As my piss cooled we got organised and set off. As we drove we listened to Steve on Radio Ashford until the reception was so poor that he sounded like an angry dalek, but by then we were almost at Kings Wood (again). I like the place as (just like Orlestone) the dogs can run straight out of the car without their leads. But (unlike Orlestone) the place isn’t a sea of mud. We arrived, and after five minutes so did Karl, Tracey and Charlotte, and we had a rather good walk.
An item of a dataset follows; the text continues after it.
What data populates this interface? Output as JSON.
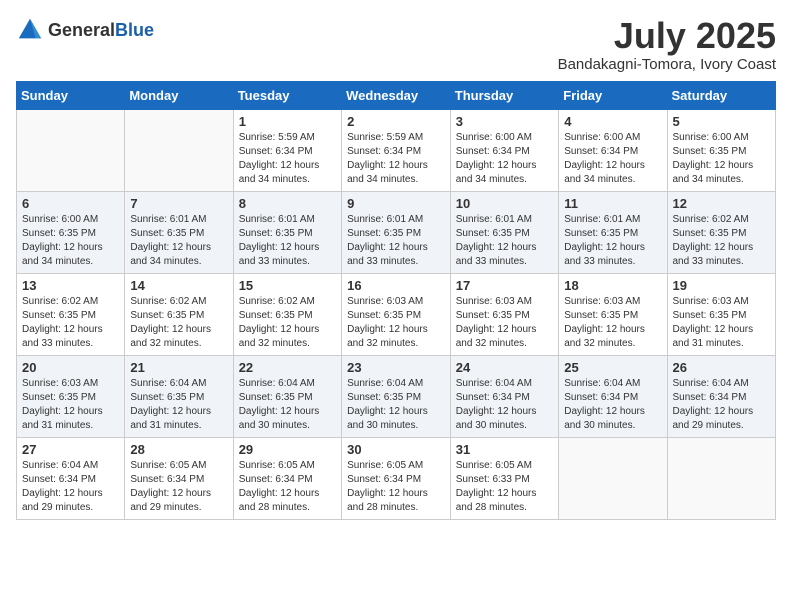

As we walked we found a pair of “Family Guy” slippers. Who loses a pair of slippers in the woods? Treacle climbed a tree (I wish she wouldn’t). The weather was glorious – we sat on dry ground to have our picnic lunch, and as we did, so a butterfly flew past. A butterfly – in January!

I took a few photos as we walked. Kings Wood is a beautiful place.

Rather than working out new walks up there, we walked a route past twenty-one of my geocaches to check that all was well with them. I was very pleased to find that very little maintenance was needed today. Over the last few months passing hunters of Tupperware have been good enough to sort any issues for me, for which I am very grateful. According to the rules it is down to me to sort any issues… according to common sense someone seeing a problem can sort it in less time than it would take them to tell me about the issue.

After six miles we found ourselves back at the car park where Treacle picked something off of the ground and ate it. No one was sure quite what it was she had; my money would be on a dead frog. Dogs are foul creatures, you know.

 

We said our goodbyes and came home where “er indoors TM” and both dogs promptly fell asleep. I had a little look on-line and apologised to the organiser that I’d completely forgotten about today’s geo-meet that had taken place in Deal as we’d been walking round the woods. Woops! 

“er indoors TM” boiled up a rather good bit of dinner which we scoffed whilst watching episodes of “Junior Bake Off”. Some of those kids are *so* talented… others not so.